12.07.2009 - 01:00 | Son Güncellenme:
BESTE ÖNKOL Denizli
Denizlili Abalıoğlu grubunun beyaz et ve yumurta markası Lezita, kırmızı et hazırlıklarını sürdürürken, süt ve süt ürünleri ile kültür balıkçılığı alanına giriş yaptı. Abalıoğlu grubu yönetim kurulu üyesi Ender Abalıoğlu, Karaburun'da kurulan tesiste 2 milyonu levrek, 1 milyonu çipura olmak üzere 10 kafeste 3 milyon balık yetiştirildiğini söyledi. Abalıoğlu, balıkların gelecek yıl tüketiciye sunulmaya hazır olduğunu anlattı.
Giriş yaptıkları sektörlerin grubun esas işi olan yemle ilgili olduğuna değinen Abalıoğlu, gıda grubunda yer almayı planladıkları alanlar hakkında şu bilgileri verdi:
"Bir süre önce durdurduğumuz büyükbaş hayvan yetiştiriciliğine yeniden başladık. Denizli'de 2 bin 500 hayvan kapasiteli bir çiftliğimiz bulunuyor. Yine Lezita markasıyla süt ve süt ürünlerine gireceğiz. İzmir'de üreticilerden yem karşılığı süt alarak büyük çaplı bir tesis kuracağız. Bu bizim epeydir planladığımız ancak öncelikli yatırımlarımız nedeniyle sıraya koyduğumuz bir proje."
‘Enerjiye girebiliriz’
İlk 10 firmanın beyaz et pazarının yüzde 80'ini oluşturduğunu anlatan Abalıoğlu, yüzde 6 paya sahip Lezita'nın ilk üçe girmek istediğine değindi. Abalıoğlu, "Krizlerde büyüyoruz. Yerimizde duramıyoruz. Geçen yıl 480 milyon TL ciro elde ettik. Bu yıl 600 milyonu yakalayacağız. 2015'e kalmaz 1 milyar dolar ciroya ulaşırız" dedi.
Bu yıl 40'ıncı yılını dolduran Abalıoğlu grubunun 14 milyon dolar yatırım yaptığını ifade Abalıoğlu şu bilgileri verdi:
"İzmir'de inşası süren, saatte 100 ton kapasiteli yem fabrikamız 2 ay sonra devreye girecek. Denizli'deki Kocabaş Yumurta Çiftliğinde kapasite artırım çalışmaları sürüyor. Mersin Fabrikamızı da gelecek yılın sonuna yetiştirmeyi planlıyoruz. Süt ürünleri yatırımlarına bu yıl içinde başlayacağız."

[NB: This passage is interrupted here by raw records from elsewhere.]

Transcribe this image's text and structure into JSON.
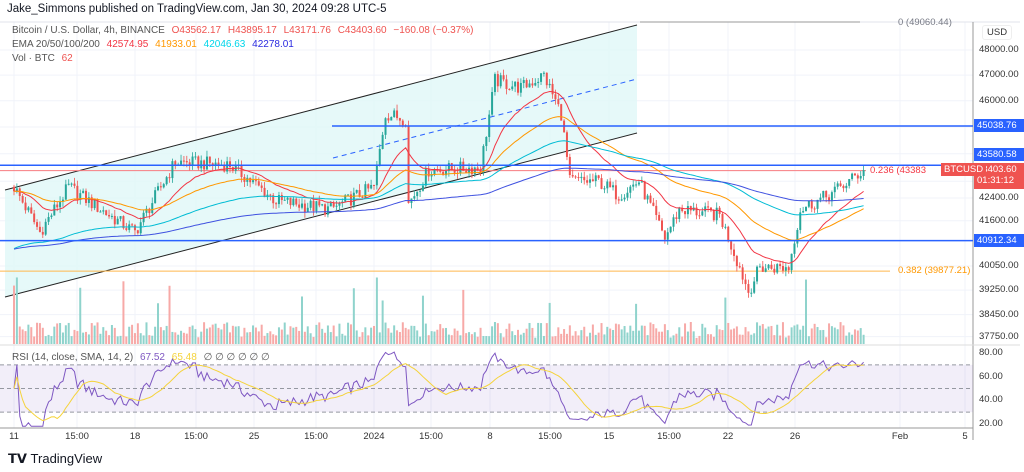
{
  "header": {
    "published": "Jake_Simmons published on TradingView.com, Jan 30, 2024 09:28 UTC-5"
  },
  "legend": {
    "symbol": "Bitcoin / U.S. Dollar, 4h, BINANCE",
    "o": "O43562.17",
    "h": "H43895.17",
    "l": "L43171.76",
    "c": "C43403.60",
    "chg": "−160.08 (−0.37%)",
    "ema_label": "EMA 20/50/100/200",
    "ema20": "42574.95",
    "ema50": "41933.01",
    "ema100": "42046.63",
    "ema200": "42278.01",
    "vol_label": "Vol · BTC",
    "vol": "62",
    "rsi_label": "RSI (14, close, SMA, 14, 2)",
    "rsi": "67.52",
    "rsi_sma": "65.48",
    "rsi_empty": "∅ ∅ ∅ ∅ ∅ ∅"
  },
  "colors": {
    "up": "#26a69a",
    "down": "#ef5350",
    "ema20": "#f23645",
    "ema50": "#ff9800",
    "ema100": "#00bcd4",
    "ema200": "#3f51e0",
    "level": "#2962ff",
    "rsi": "#7e57c2",
    "rsi_sma": "#f5d33b"
  },
  "price_axis": {
    "currency": "USD",
    "ticks": [
      "48000.00",
      "47000.00",
      "46000.00",
      "42400.00",
      "41600.00",
      "40050.00",
      "39250.00",
      "38450.00",
      "37750.00"
    ],
    "tick_values": [
      48000,
      47000,
      46000,
      42400,
      41600,
      40050,
      39250,
      38450,
      37750
    ]
  },
  "rsi_axis": {
    "ticks": [
      "80.00",
      "60.00",
      "40.00",
      "20.00"
    ],
    "tick_values": [
      80,
      60,
      40,
      20
    ]
  },
  "levels": [
    {
      "value": 45038.76,
      "label": "45038.76"
    },
    {
      "value": 43580.58,
      "label": "43580.58"
    },
    {
      "value": 40912.34,
      "label": "40912.34"
    }
  ],
  "last_price": {
    "symbol": "BTCUSD",
    "value": "43403.60",
    "countdown": "01:31:12"
  },
  "fib": [
    {
      "label": "0 (49060.44)",
      "value": 49060.44
    },
    {
      "label": "0.236 (43383",
      "value": 43383
    },
    {
      "label": "0.382 (39877.21)",
      "value": 39877.21
    }
  ],
  "time_axis": [
    "11",
    "15:00",
    "18",
    "15:00",
    "25",
    "15:00",
    "2024",
    "15:00",
    "8",
    "15:00",
    "15",
    "15:00",
    "22",
    "26",
    "Feb",
    "5"
  ],
  "brand": "TradingView",
  "chart_data": {
    "type": "candlestick",
    "title": "Bitcoin / U.S. Dollar, 4h, BINANCE",
    "scale": "log",
    "ylim": [
      37300,
      49300
    ],
    "x_unit": "4h bar index from Dec 11 2023",
    "close_keypoints": [
      [
        0,
        42800
      ],
      [
        9,
        41200
      ],
      [
        19,
        42800
      ],
      [
        30,
        42000
      ],
      [
        42,
        41200
      ],
      [
        56,
        43700
      ],
      [
        75,
        43600
      ],
      [
        91,
        42300
      ],
      [
        110,
        42000
      ],
      [
        125,
        42800
      ],
      [
        129,
        45500
      ],
      [
        136,
        45300
      ],
      [
        137,
        42200
      ],
      [
        144,
        43400
      ],
      [
        162,
        43500
      ],
      [
        167,
        46800
      ],
      [
        176,
        46500
      ],
      [
        184,
        47000
      ],
      [
        190,
        45500
      ],
      [
        193,
        43000
      ],
      [
        203,
        43000
      ],
      [
        210,
        42500
      ],
      [
        217,
        43000
      ],
      [
        226,
        41000
      ],
      [
        231,
        42000
      ],
      [
        245,
        41800
      ],
      [
        252,
        40000
      ],
      [
        255,
        39200
      ],
      [
        259,
        40000
      ],
      [
        269,
        40000
      ],
      [
        273,
        42000
      ],
      [
        283,
        42500
      ],
      [
        290,
        43000
      ],
      [
        295,
        43403.6
      ]
    ],
    "indicators": [
      "EMA 20",
      "EMA 50",
      "EMA 100",
      "EMA 200",
      "Volume",
      "RSI 14",
      "RSI SMA 14"
    ]
  }
}
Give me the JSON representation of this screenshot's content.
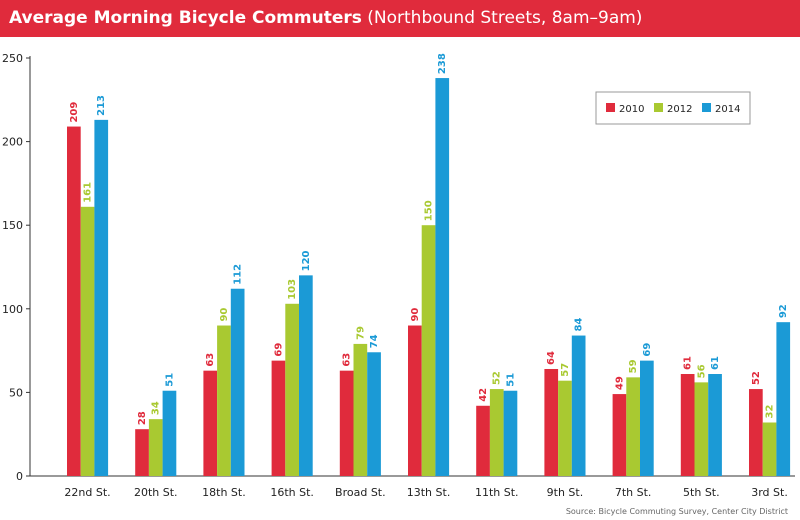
{
  "header": {
    "title": "Average Morning Bicycle Commuters",
    "subtitle": "(Northbound Streets, 8am–9am)"
  },
  "source": "Source: Bicycle Commuting Survey, Center City District",
  "colors": {
    "header_bg": "#e02b3c",
    "series_2010": "#e02b3c",
    "series_2012": "#a9c931",
    "series_2014": "#1b9ad6"
  },
  "chart_data": {
    "type": "bar",
    "title": "Average Morning Bicycle Commuters",
    "subtitle": "(Northbound Streets, 8am–9am)",
    "xlabel": "",
    "ylabel": "",
    "ylim": [
      0,
      250
    ],
    "yticks": [
      0,
      50,
      100,
      150,
      200,
      250
    ],
    "legend_position": "top-right",
    "grid": false,
    "categories": [
      "22nd St.",
      "20th St.",
      "18th St.",
      "16th St.",
      "Broad St.",
      "13th St.",
      "11th St.",
      "9th St.",
      "7th St.",
      "5th St.",
      "3rd St."
    ],
    "series": [
      {
        "name": "2010",
        "color": "#e02b3c",
        "values": [
          209,
          28,
          63,
          69,
          63,
          90,
          42,
          64,
          49,
          61,
          52
        ]
      },
      {
        "name": "2012",
        "color": "#a9c931",
        "values": [
          161,
          34,
          90,
          103,
          79,
          150,
          52,
          57,
          59,
          56,
          32
        ]
      },
      {
        "name": "2014",
        "color": "#1b9ad6",
        "values": [
          213,
          51,
          112,
          120,
          74,
          238,
          51,
          84,
          69,
          61,
          92
        ]
      }
    ]
  }
}
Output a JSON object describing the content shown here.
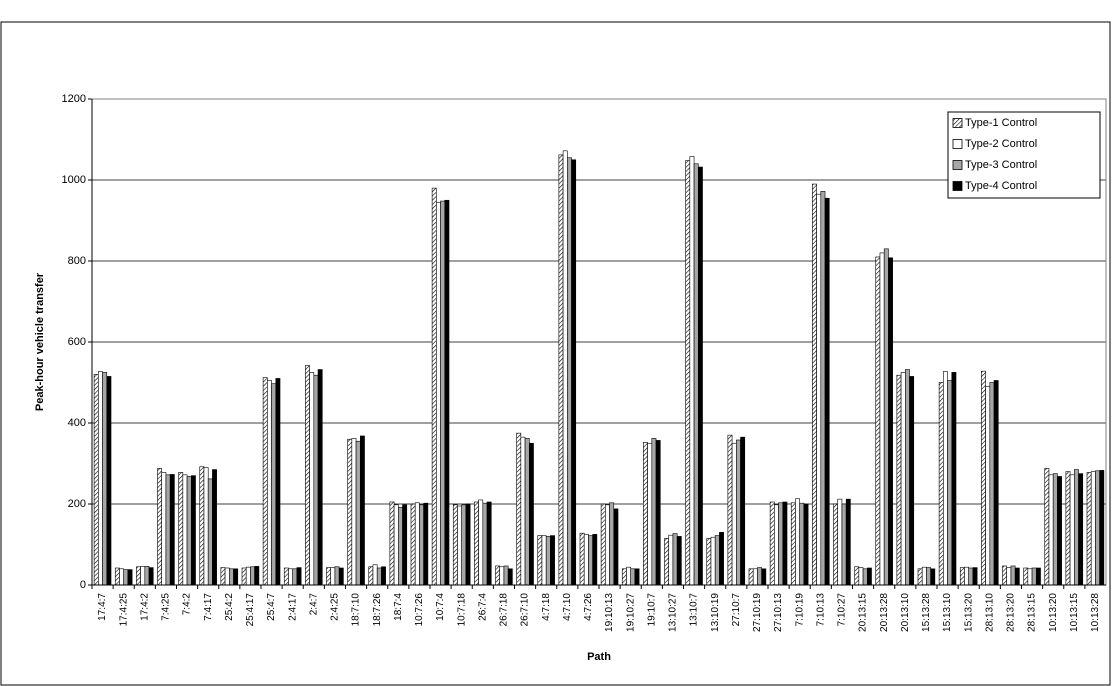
{
  "chart_data": {
    "type": "bar",
    "x_label": "Path",
    "y_label": "Peak-hour vehicle transfer",
    "categories": [
      "17:4:7",
      "17:4:25",
      "17:4:2",
      "7:4:25",
      "7:4:2",
      "7:4:17",
      "25:4:2",
      "25:4:17",
      "25:4:7",
      "2:4:17",
      "2:4:7",
      "2:4:25",
      "18:7:10",
      "18:7:26",
      "18:7:4",
      "10:7:26",
      "10:7:4",
      "10:7:18",
      "26:7:4",
      "26:7:18",
      "26:7:10",
      "4:7:18",
      "4:7:10",
      "4:7:26",
      "19:10:13",
      "19:10:27",
      "19:10:7",
      "13:10:27",
      "13:10:7",
      "13:10:19",
      "27:10:7",
      "27:10:19",
      "27:10:13",
      "7:10:19",
      "7:10:13",
      "7:10:27",
      "20:13:15",
      "20:13:28",
      "20:13:10",
      "15:13:28",
      "15:13:10",
      "15:13:20",
      "28:13:10",
      "28:13:20",
      "28:13:15",
      "10:13:20",
      "10:13:15",
      "10:13:28"
    ],
    "series": [
      {
        "name": "Type-1 Control",
        "color": "#ffffff",
        "pattern": "hatch",
        "values": [
          520,
          42,
          45,
          288,
          278,
          292,
          43,
          42,
          512,
          42,
          542,
          43,
          360,
          45,
          205,
          200,
          980,
          198,
          205,
          47,
          375,
          122,
          1062,
          128,
          200,
          40,
          352,
          115,
          1048,
          115,
          370,
          40,
          205,
          203,
          990,
          200,
          45,
          810,
          518,
          40,
          500,
          43,
          528,
          47,
          42,
          288,
          280,
          278
        ]
      },
      {
        "name": "Type-2 Control",
        "color": "#ffffff",
        "values": [
          527,
          40,
          46,
          278,
          272,
          290,
          42,
          44,
          505,
          40,
          525,
          43,
          362,
          50,
          198,
          203,
          945,
          195,
          210,
          45,
          365,
          122,
          1072,
          125,
          198,
          44,
          350,
          123,
          1058,
          118,
          350,
          40,
          198,
          213,
          965,
          212,
          43,
          820,
          525,
          44,
          527,
          44,
          490,
          43,
          40,
          272,
          272,
          280
        ]
      },
      {
        "name": "Type-3 Control",
        "color": "#a6a6a6",
        "values": [
          525,
          38,
          46,
          272,
          268,
          262,
          40,
          45,
          497,
          40,
          518,
          45,
          355,
          42,
          192,
          198,
          948,
          198,
          202,
          47,
          362,
          120,
          1055,
          122,
          203,
          40,
          362,
          127,
          1040,
          122,
          358,
          43,
          203,
          202,
          972,
          200,
          40,
          830,
          532,
          43,
          505,
          42,
          500,
          47,
          42,
          275,
          285,
          282
        ]
      },
      {
        "name": "Type-4 Control",
        "color": "#000000",
        "values": [
          515,
          38,
          43,
          273,
          270,
          285,
          40,
          46,
          510,
          43,
          532,
          42,
          368,
          45,
          198,
          202,
          950,
          200,
          205,
          40,
          350,
          122,
          1050,
          125,
          188,
          40,
          357,
          120,
          1032,
          130,
          365,
          40,
          205,
          200,
          955,
          212,
          42,
          808,
          515,
          40,
          525,
          43,
          505,
          42,
          42,
          268,
          275,
          283
        ]
      }
    ],
    "ylim": [
      0,
      1200
    ],
    "yticks": [
      0,
      200,
      400,
      600,
      800,
      1000,
      1200
    ],
    "grid": true,
    "legend": "upper right"
  }
}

Denizli ’de termal bölgesinde 100 dönüm arazileri olduğunu söyleyen Abalıoğlu, gelecek dönemde enerji işine girebileceklerini uygun fırsatları kolladıklarını dile getirdi.
Üretime düğün molası
Denizli'de yer alan ve yıllık 400 bin ton yem üretim kapasitesi bulunan Abalıoğlu Yem Fabrikası'nda büyükbaş, küçükbaş, piliç ve balık için yem üretimi yapılıyor. Balık yeminin üretimi sırasında ağır bir kokunun açığa çıkması nedeniyle fabrika yakınındaki düğün salonundan gelen şikâyetler üretime ara verdiriyor. Konuşarak halletmeyi seviyoruz diyen fabrika yetkilisi, "Düğünlerde birkaç saatliğine de olsa balık yemi üretimi durduruyoruz. Bu belki zarar demek ama insanların da mutlu günlerini engellememiş oluyoruz" dedi.
Köy köy dolaştı, tren garında ağladı
40'ıncı yılını dolduran ve Türkiye’nin ilk özel sektör yem kuruluşu olan Abalıoğlu'nun kurucusu ve Yönetim Kurulu Başkanı Orhan Abalıoğlu, zorlu bir 40 yılı geride bıraktıklarını söyleyerek şunları anlattı:
"Necmettin Erbakan'ın teşvikiyle fabrika kurduk. Ancak ilk etapta kimse bizden yem almadı. Köylü, devletten alırım, senden almam diyordu. Ben Türk evladı değil miyim dedim. Bu sefer yemi iyi bulmadılar. Kötü yem rüzgârda uçar gider, iyisi dümdüz aşağıya iner ağırlıktan. Bizimki ağırdı ama güzel yem uçandır deyip yine almadılar. Otomobilin arkasında köy köy dolaşarak yem sattım. Sonra gerisi geldi. Dil bilmediği için çok zorlandım hatta Almanya'da tren garında oturup ağladım. Bu yüzden her çocuğum en az iki dil biliyor. Her şeye rağmen 40 yıl dolu dolu geçti. Buralara kolay gelmedik."